Ecocity Builders suggest setting up performance-based leases of community assets to incentivize behavior that benefits the community as a whole. A lease could be given to a farmer, for example, offering him a discount on the lease if the carbon content of the land and consequently the fertility of the soil improves over time.
As many small initiatives and businesses might need additional funding to get started or grow besides the initial capital of the entrepreneur or family member, Ecocity Builders furthermore proposes the creation of an Ecocity Capital Fund (ECF) than can collect savings from some community members and lend to small business in the community. The ECF should be governed by a Board of Directors, consisting of three members of the ECT Board, one representative from the community and a University representative connected to the University’s Technical Assistance (TA) department.
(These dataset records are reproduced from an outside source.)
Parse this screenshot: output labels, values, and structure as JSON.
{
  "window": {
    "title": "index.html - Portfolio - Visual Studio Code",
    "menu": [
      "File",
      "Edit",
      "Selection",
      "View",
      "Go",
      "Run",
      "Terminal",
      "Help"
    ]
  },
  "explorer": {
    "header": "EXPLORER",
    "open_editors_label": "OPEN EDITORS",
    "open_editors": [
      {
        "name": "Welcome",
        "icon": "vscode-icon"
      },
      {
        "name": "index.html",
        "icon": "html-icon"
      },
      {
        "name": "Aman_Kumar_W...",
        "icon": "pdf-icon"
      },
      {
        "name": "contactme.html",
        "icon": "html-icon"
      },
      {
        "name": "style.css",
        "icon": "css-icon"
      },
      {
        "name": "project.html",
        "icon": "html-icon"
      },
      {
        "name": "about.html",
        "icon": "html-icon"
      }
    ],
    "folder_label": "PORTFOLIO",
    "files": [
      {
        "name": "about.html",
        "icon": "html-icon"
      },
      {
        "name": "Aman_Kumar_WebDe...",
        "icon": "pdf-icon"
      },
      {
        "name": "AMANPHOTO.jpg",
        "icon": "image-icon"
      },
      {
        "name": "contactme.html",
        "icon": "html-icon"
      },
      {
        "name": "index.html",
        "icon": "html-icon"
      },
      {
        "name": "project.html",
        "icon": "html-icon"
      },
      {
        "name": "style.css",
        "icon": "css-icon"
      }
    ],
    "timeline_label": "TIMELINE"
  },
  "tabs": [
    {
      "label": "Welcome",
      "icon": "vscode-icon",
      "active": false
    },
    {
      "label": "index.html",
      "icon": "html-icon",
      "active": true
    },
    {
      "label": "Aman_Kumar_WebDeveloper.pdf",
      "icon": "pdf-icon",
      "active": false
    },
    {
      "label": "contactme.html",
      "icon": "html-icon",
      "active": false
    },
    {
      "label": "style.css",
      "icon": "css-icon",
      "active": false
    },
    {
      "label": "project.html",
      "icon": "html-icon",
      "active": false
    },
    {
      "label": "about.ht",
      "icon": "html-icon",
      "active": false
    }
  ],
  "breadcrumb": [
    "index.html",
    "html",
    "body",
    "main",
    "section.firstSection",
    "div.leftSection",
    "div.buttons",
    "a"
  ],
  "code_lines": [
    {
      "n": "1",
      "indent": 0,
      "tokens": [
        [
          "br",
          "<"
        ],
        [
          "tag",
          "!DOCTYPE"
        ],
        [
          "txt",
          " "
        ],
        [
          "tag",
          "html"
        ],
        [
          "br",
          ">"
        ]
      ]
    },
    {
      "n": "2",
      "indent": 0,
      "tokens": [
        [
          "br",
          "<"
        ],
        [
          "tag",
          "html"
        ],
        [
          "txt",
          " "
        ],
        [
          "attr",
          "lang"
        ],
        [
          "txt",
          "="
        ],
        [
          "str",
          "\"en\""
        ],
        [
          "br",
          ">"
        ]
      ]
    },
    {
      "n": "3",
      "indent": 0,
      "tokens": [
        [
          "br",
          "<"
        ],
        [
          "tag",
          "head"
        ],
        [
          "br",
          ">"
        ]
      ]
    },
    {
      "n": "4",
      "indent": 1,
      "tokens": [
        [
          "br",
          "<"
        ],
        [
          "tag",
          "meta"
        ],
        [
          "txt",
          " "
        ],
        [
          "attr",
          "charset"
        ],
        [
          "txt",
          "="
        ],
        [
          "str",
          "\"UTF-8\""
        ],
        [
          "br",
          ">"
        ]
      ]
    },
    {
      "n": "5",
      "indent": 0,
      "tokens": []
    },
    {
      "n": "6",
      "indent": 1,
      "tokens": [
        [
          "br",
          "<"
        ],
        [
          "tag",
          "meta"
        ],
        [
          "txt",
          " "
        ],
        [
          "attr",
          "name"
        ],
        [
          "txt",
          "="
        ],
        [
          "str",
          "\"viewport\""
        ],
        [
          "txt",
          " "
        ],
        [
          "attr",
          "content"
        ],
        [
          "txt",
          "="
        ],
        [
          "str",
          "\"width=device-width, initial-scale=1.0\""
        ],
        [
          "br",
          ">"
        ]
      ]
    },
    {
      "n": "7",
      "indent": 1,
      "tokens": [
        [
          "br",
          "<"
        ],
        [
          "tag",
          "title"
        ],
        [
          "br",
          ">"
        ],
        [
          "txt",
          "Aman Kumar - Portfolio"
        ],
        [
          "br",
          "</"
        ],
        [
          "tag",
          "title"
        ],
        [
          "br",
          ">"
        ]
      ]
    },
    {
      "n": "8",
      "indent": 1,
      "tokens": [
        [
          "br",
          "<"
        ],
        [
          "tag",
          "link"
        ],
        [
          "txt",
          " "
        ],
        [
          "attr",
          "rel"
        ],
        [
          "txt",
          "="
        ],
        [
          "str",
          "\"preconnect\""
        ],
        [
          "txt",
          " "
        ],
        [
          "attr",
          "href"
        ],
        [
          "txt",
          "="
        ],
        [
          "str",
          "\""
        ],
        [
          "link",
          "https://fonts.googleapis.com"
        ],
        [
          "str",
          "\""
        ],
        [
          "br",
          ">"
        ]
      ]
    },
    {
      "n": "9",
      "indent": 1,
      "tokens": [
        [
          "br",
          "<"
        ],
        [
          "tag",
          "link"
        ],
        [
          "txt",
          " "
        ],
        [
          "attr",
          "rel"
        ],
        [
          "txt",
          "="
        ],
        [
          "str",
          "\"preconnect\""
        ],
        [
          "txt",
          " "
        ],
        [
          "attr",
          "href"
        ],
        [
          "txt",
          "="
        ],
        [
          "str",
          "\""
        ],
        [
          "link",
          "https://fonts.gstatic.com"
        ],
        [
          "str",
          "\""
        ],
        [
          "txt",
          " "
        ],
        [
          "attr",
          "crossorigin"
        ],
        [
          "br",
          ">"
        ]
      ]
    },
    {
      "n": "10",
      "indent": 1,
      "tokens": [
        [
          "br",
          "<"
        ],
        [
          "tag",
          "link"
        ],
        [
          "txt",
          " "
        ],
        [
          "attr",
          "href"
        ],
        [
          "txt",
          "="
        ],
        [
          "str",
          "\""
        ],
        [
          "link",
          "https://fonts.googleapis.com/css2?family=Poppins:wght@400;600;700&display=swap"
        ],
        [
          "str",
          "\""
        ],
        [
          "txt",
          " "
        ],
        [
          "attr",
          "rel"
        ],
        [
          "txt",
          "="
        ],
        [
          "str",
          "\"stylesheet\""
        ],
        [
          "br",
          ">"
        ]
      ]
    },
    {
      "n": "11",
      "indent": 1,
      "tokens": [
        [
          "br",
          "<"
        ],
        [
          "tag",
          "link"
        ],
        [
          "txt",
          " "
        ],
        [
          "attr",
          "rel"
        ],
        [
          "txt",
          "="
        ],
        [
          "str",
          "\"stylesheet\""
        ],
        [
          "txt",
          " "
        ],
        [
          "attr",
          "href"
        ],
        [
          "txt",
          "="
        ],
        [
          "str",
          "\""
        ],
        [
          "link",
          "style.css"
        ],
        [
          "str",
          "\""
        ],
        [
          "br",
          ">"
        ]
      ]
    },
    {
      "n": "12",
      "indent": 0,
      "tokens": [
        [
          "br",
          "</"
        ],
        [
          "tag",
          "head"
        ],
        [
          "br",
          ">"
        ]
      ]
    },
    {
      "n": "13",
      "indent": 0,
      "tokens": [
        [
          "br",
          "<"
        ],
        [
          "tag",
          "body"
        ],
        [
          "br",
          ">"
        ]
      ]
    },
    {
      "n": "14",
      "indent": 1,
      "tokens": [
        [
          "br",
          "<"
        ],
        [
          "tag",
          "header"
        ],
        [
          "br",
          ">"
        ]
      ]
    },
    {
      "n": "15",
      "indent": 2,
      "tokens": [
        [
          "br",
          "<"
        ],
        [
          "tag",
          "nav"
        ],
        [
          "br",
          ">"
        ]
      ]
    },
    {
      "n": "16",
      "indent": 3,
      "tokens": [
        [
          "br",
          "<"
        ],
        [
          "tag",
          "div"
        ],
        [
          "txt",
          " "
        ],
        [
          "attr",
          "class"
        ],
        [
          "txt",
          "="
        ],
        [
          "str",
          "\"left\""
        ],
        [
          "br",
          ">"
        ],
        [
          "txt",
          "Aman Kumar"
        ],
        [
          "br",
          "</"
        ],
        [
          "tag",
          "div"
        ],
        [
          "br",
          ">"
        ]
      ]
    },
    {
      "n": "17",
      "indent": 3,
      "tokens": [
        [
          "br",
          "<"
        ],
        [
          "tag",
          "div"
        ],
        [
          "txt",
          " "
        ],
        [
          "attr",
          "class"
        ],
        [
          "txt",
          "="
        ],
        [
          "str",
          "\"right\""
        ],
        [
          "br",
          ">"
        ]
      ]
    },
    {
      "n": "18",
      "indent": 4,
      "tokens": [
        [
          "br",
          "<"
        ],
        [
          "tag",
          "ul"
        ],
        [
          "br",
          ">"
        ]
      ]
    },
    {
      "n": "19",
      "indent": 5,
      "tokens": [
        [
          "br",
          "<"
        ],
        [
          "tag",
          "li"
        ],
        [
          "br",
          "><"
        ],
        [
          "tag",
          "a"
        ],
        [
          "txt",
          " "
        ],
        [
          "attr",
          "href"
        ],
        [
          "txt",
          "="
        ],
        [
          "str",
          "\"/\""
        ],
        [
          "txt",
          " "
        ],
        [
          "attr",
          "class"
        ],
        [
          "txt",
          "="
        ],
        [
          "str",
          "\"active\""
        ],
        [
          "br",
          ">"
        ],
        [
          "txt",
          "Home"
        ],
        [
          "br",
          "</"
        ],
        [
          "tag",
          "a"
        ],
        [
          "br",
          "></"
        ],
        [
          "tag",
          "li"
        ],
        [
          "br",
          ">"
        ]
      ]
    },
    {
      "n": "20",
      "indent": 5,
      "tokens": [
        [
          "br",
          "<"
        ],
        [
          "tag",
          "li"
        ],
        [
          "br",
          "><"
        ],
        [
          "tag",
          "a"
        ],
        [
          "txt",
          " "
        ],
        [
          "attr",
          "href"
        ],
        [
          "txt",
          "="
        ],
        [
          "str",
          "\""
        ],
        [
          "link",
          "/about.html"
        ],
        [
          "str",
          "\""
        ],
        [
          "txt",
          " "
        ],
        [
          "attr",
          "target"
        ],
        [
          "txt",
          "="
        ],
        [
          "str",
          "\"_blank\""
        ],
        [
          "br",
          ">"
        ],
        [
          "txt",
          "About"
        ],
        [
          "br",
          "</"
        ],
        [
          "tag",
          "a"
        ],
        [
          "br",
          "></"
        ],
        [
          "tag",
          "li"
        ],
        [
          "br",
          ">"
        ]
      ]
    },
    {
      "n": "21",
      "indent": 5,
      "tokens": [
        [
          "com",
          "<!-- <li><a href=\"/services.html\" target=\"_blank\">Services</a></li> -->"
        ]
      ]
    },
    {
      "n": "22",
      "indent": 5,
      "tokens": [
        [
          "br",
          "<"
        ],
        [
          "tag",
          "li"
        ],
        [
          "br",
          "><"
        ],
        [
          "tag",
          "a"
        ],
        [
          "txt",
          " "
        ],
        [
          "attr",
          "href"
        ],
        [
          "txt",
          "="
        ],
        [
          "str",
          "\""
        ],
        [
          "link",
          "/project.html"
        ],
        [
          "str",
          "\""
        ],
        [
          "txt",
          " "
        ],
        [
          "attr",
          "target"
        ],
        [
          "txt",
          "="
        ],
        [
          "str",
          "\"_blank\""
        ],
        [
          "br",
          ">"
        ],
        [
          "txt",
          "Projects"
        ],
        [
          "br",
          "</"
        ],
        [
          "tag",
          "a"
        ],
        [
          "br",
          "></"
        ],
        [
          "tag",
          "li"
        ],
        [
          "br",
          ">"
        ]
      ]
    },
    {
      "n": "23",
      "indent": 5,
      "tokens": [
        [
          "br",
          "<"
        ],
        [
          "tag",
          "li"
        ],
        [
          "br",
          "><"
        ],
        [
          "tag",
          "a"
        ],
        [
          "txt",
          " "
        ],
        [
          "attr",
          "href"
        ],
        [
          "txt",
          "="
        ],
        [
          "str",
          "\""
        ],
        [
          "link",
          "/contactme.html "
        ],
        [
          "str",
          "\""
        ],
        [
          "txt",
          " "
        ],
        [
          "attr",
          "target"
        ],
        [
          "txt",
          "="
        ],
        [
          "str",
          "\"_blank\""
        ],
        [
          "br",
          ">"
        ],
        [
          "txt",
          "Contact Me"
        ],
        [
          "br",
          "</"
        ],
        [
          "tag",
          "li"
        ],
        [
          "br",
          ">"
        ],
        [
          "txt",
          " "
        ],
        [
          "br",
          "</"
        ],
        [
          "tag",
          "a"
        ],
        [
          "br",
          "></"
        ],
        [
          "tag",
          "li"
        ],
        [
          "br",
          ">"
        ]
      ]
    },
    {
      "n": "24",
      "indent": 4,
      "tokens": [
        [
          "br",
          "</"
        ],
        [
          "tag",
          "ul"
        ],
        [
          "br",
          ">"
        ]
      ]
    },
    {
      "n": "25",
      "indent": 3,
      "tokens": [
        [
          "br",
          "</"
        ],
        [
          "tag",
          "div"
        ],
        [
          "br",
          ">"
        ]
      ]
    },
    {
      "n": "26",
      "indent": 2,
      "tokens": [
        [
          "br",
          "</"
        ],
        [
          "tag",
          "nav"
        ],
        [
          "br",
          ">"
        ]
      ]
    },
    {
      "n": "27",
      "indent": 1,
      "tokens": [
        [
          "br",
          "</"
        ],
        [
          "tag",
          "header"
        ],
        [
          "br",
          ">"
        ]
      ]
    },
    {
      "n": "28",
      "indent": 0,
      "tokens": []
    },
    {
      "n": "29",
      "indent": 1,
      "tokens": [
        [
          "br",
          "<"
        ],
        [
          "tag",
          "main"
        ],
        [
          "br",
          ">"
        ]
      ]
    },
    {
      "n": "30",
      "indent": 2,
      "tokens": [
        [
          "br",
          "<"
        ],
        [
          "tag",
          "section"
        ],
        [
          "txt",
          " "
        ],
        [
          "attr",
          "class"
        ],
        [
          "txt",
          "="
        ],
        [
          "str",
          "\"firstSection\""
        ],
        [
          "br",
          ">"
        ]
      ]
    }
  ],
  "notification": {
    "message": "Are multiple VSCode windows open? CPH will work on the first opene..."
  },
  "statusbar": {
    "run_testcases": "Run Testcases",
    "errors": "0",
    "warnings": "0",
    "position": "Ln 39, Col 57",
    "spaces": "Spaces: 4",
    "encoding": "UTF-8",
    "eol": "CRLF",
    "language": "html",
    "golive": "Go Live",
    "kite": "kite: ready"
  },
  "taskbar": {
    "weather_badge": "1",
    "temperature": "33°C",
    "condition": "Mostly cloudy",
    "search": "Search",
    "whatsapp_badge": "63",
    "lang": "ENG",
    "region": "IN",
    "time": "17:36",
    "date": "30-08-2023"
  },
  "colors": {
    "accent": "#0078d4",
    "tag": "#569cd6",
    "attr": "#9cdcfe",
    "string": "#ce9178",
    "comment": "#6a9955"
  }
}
The main role of the EFC management team is to collect investments from the community, identify creditworthy borrowers in the community, initiate and service the loans and periodically check in with the borrowers to refer them in a timely fashion to potential resources. It shall also produce periodic reports on its operations and the performance of the fund for its boards on a yearly basis for its investors
The role of the TA department is to be the repository of collective business knowledge and provider of technical assistance to new businesses. The management of the fund, however, will be let to a separate management team
Challenges for implementation
The ward-level interventions (as well as the buildings and construction-sector interventions) that were identified are faced with both governance and financing challenges.
In sum, municipalities have limited budget and revenue sources to keep pace with increasing infrastructural needs and to upgrade their quality and improve overall service delivery. Larger-scale interventions would require financing both from the city-level and the national/federal level.